Dieudonné était matelot, il avait fait partie de la France libre, je crois. Bref ! pendant un temps, Dieudonné et Arletty ont filé le parfait amour. Toujours cette histoire de Boche : lorsqu'ils sortaient, il arrivait qu'un quidam se montre grossier envers Arletty... Ça, le type était bien reçu ! Dans la force de l'âge, Dieudonné avait un drôle de punch...

Cette nuit-là, à Montmartre, Gen Paul les accompagnait. Arletty et Dieudonné quittaient une boîte... le grossier n'a pas sitôt eu lancé ses injures à Arletty qu'en deux coups les gros, Dieudonné l'avait répandu. Le bonhomme gisait par terre, et, calmement, toujours pour se marrer, Gégène la jambe de bois l'avait inondé de ses déjections. Ça ne s'invente pas.

Le 28 septembre. devant le 14 de la rue de Rémusat, dans le XVIème, où elle habitait en dernier, les orateurs en charge d'honorer Arletty, avant le dévoilement de la plaque apposée en son souvenir, n'ont pas évoqué ce genre d'anecdotes. Mais elles ont été, et correspondent parfaitement à ce qu'on aime d'Arletty, sa fameuse gouaille, sa facon de dire les dialogues d'Henri Jeanson, sa propre verve.

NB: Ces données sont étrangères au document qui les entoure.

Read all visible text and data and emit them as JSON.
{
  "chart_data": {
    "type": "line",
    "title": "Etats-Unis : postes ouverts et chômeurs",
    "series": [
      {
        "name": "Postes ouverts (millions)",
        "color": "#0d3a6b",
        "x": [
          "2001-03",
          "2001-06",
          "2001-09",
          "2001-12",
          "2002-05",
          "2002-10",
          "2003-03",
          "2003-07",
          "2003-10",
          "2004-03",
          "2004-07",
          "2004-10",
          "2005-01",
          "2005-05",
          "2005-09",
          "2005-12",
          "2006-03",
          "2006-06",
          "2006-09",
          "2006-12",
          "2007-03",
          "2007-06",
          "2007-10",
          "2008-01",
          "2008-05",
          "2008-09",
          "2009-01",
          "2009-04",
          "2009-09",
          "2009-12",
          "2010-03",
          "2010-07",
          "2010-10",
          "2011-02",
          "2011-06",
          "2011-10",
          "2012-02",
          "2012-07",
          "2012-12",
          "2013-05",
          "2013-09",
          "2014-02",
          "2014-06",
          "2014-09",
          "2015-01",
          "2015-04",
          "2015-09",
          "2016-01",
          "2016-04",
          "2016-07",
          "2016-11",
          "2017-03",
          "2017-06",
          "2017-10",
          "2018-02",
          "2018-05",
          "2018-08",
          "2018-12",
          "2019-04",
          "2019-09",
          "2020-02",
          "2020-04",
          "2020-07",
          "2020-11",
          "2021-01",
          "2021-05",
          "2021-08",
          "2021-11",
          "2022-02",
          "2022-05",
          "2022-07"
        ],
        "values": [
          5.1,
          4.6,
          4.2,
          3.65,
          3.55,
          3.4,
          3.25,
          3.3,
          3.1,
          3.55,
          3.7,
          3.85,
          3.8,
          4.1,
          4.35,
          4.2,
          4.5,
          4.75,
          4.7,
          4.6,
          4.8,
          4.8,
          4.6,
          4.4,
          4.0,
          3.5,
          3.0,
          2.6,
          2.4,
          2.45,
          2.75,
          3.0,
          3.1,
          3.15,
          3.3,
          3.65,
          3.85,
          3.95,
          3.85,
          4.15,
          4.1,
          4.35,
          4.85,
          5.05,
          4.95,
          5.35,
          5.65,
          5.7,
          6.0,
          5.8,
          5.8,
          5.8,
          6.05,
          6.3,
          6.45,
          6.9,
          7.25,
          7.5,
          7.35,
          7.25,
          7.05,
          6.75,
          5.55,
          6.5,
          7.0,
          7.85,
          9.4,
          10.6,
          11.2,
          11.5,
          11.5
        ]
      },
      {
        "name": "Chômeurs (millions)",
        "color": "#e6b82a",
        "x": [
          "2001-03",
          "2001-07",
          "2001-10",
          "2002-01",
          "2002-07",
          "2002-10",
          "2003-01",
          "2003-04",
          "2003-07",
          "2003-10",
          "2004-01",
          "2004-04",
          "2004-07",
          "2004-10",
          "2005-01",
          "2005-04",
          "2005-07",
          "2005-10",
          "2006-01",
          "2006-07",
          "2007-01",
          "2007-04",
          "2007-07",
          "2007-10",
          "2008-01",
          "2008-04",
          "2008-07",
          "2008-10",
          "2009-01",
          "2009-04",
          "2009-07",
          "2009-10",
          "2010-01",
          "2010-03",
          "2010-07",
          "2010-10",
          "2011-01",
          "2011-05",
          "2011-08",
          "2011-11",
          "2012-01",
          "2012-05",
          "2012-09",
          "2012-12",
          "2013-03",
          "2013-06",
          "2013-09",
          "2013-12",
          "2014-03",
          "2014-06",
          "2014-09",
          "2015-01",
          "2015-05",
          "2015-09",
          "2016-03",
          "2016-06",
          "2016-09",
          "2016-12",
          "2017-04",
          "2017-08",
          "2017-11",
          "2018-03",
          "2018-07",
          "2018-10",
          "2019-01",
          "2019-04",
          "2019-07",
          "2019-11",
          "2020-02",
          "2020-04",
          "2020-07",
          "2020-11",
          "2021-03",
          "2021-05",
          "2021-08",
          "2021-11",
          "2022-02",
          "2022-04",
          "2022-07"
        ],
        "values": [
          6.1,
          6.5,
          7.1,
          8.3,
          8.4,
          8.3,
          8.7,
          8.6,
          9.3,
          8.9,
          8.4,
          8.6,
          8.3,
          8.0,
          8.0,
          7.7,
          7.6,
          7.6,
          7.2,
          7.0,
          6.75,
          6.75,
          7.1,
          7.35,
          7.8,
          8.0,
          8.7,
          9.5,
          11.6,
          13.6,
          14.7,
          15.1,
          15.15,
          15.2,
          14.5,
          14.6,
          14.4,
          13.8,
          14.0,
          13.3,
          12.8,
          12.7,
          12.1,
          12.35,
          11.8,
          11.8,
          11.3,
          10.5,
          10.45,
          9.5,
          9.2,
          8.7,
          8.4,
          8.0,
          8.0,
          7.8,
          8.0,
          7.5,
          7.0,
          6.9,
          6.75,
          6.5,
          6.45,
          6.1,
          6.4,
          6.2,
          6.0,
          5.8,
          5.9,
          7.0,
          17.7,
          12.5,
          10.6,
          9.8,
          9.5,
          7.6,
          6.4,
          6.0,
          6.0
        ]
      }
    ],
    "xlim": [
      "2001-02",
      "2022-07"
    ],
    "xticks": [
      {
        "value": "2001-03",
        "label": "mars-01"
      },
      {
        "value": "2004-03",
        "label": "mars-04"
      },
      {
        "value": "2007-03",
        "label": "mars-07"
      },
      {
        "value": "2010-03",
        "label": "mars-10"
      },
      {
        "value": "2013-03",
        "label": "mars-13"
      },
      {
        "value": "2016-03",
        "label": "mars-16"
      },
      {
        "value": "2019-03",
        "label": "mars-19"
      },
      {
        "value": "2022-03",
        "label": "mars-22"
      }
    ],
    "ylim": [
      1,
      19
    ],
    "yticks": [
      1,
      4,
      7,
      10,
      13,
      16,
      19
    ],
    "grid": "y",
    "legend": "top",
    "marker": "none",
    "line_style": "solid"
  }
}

Anecdotes en accord avec le personnage qui ressort des films qui immortalisent Arletty. Je me suis toujours demandé si, question d'accent, elle n'en rajoutait pas un brin. Sa facon de traîner, d'insister... En l'écoutant par ailleurs, on sent bien l'intonation si parisienne, mais contenue. Peut-être qu'Arletty s'était bridée intentionnellement, pour ne pas être confinée dans le même genre de rôles ? Enfin, ce 28 septembre, La Villette, ma chanson préférée d'elle, est passée et repassée encore, en attendant les premiers discours. Manière pour le populo, dont Arletty était, de faire un pied de nez au XVIème où elle a terminé sa vie.

Mais pas de mauvais esprit ! L'initiative de cet hommage était due, conjointement, à M. Mesmin, député du XVIème de la majorité, et à l'association La Mémoire des lieux, qui, plaque après plaque, rappelle qu'ici et là, dans notre pays, a vécu tel créateur, tel artiste. Quand on sait que son président, M. Gouze, beau-frère de M. Mitterrand, est un socialiste de toujours, on peut se réjouir que l'unanimité dédaigneuse de la politique et des ennuis d'Arletty voici cinquante ans, se soit faite sur l'artiste et son impact dans notre mémoire collective, française autant que parisienne.